What is PCOS/Endo?

PCOS SYMPTOMS, as defined here

Symptoms of PCOS may begin shortly after puberty, but can also develop during the later teen years and early adulthood. Because symptoms may be attributed to other causes or go unnoticed, PCOS may go undiagnosed for some time.

Women with PCOS typically have irregular or missed periods as a result of not ovulating. Although some women may develop cysts on their ovaries, many women do not. ( My last ultrasound showed 30+ cysts on each ovary)

Other symptoms include:

  • Weight gain. About half of women with PCOS will have weight gain and obesity that is difficult to manage. ( This is a huge struggle with me and I think I have found a diet to help with it, will link post later)
  • Fatigue. Many women with PCOS report increased fatigue and low energy. Related issues such as poor sleep may contribute to the feeling of fatigue. ( I work overnights and am ALWAYS tired or in pain)
  • Unwanted hair growth (also known as hirsutism). Areas affected by excess hair growth may include the face, arms, back, chest, thumbs, toes, and abdomen. Hirsutism  related to PCOS is due to hormonal changes in androgens. ( UGH! This is so embarrassing!)
  • Thinning hair on the head. Hair loss related to PCOS may increase in middle age. (This is starting as I am 35 this year)
  • Infertility. PCOS is a leading cause of female infertility. However, not every woman with PCOS is the same. Although some women may need the assistance of fertility treatments, others are able to conceive naturally. ( I was able to conceive naturally 2 times and have 1 living son) 
  • Acne. Hormonal changes related to androgens can lead to acne problems. Other skin changes such as the development of skin tags and darkened patches of skin are also related to PCOS. ( I haven’t had this issue, so far anyway)
  • Mood changes. Having PCOS can increase the likelihood of mood swings, depression, and anxiety. ( Most definitely have these issues but am learning to manage them)
  • Pelvic pain. Pelvic pain may occur with periods, along with heavy bleeding. It may also occur when a woman isn’t bleeding. ( I have lots of pain, usually related to a big cyst or just prior to having a cycle)
  • Headaches. Hormonal changes prompt headaches. (Thankfully I don’t have issues with this)
  • Sleep problems. Women with PCOS often report problems such as insomnia or poor sleep. There are many factors that can affect sleep, but PCOS has been linked to a sleep disorder called sleep apnea.  With sleep apnea, a person will stop breathing for short periods of time during sleep. ( I snore, lol, and I do have issues with insomnia)

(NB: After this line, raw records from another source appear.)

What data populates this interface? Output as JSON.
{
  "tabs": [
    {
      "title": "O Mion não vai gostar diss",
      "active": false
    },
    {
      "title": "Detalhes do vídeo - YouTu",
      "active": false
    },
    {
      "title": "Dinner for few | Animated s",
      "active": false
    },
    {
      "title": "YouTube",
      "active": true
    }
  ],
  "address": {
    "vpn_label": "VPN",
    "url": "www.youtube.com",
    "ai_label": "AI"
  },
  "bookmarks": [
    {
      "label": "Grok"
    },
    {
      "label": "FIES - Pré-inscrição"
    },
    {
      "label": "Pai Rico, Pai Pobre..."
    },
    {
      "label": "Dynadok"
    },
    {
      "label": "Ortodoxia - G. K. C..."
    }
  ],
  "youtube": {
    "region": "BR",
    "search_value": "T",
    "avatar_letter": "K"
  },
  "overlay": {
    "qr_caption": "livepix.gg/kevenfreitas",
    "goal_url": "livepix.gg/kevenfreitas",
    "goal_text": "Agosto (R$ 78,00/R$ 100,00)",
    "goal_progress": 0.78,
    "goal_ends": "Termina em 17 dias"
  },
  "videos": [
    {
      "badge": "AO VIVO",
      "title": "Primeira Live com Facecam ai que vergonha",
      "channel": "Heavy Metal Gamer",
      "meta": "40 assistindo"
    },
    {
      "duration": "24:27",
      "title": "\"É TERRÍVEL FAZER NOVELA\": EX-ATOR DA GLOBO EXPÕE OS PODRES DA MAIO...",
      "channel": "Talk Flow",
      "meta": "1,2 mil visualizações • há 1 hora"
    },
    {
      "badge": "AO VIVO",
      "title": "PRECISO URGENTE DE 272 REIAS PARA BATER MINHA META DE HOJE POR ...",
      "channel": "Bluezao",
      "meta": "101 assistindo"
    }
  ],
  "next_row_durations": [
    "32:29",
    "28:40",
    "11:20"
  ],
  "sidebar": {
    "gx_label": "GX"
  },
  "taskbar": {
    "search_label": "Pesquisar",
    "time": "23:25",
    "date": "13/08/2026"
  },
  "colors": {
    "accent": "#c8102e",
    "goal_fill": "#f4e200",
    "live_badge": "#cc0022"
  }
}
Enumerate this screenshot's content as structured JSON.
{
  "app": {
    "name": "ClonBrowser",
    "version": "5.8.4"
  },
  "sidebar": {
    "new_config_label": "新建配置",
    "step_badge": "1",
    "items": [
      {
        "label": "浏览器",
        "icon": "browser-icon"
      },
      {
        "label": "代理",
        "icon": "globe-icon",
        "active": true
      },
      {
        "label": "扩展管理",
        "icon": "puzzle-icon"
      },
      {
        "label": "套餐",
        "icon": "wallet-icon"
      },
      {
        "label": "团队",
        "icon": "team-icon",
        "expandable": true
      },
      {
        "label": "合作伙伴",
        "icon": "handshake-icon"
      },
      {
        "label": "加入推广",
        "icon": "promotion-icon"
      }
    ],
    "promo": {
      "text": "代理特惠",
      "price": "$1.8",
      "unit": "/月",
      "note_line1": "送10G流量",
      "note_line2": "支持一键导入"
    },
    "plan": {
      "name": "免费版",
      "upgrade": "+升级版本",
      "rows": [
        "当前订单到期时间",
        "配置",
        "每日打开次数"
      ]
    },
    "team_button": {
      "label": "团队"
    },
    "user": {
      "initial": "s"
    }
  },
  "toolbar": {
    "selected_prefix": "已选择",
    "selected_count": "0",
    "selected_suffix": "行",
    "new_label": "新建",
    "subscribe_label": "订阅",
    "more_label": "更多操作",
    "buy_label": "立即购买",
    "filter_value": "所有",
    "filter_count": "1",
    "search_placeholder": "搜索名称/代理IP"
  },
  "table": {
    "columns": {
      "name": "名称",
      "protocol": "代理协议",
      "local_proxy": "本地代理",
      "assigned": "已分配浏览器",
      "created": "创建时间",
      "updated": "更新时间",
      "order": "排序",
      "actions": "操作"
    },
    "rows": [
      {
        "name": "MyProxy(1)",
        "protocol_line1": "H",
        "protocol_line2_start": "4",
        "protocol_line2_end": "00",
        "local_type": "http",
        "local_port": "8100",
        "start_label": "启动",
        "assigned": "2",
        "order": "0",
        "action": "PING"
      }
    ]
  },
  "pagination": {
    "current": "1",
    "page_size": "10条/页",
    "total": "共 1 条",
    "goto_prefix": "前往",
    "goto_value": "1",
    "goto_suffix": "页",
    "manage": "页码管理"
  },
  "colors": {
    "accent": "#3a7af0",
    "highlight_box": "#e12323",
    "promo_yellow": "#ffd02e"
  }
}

Endometriosis as defined here

Endometriosis, sometimes called “endo,” is a common health problem in women. It gets its name from the word endometrium, the tissue that normally lines the uterus or womb. Endometriosis happens when this tissue grows outside of your uterus and on other areas in your body where it doesn’t belong.

Most often, endometriosis is found on the:

  • Ovaries
  • Fallopian tubes
  • Tissues that hold the uterus in place
  • Outer surface of the uterus

Other sites for growths can include the vagina, cervix, vulva, bowel, bladder, or rectum. Rarely, endometriosis appears in other parts of the body, such as the lungs, brain, and skin.

Symptoms of endometriosis can include:

  • Pain. This is the most common symptom. Women with endometriosis may have many different kinds of pain. These include:
    • Very painful menstrual cramps. The pain may get worse over time. ( Yes, when I do have a cycle)
    • Chronic (long-term) pain in the lower back and pelvis (Check! I don’t remember a time that I have not had pain)
    • Pain during or after sex. This is usually described as a “deep” pain and is different from pain felt at the entrance to the vagina when penetration begins. ( I don’t have this pain since having my appendix removed several years ago)
    • Intestinal pain ( Yes, especially close to my cycle)
    • Painful bowel movements or pain when urinating during menstrual periods. In rare cases, you may also find blood in your stool or urine. ( Yep 🙁 )
  • Bleeding or spotting between menstrual periods. This can be caused by something other than endometriosis. If it happens often, you should see your doctor. (No, thank goodness!)
  • Infertility, or not being able to get pregnant. ( I was able to get pregnant but it wasn’t easy!)
  • Stomach (digestive) problems. These include diarrhea, constipation, bloating, or nausea, especially during menstrual periods. ( Oh yeah, all of this!)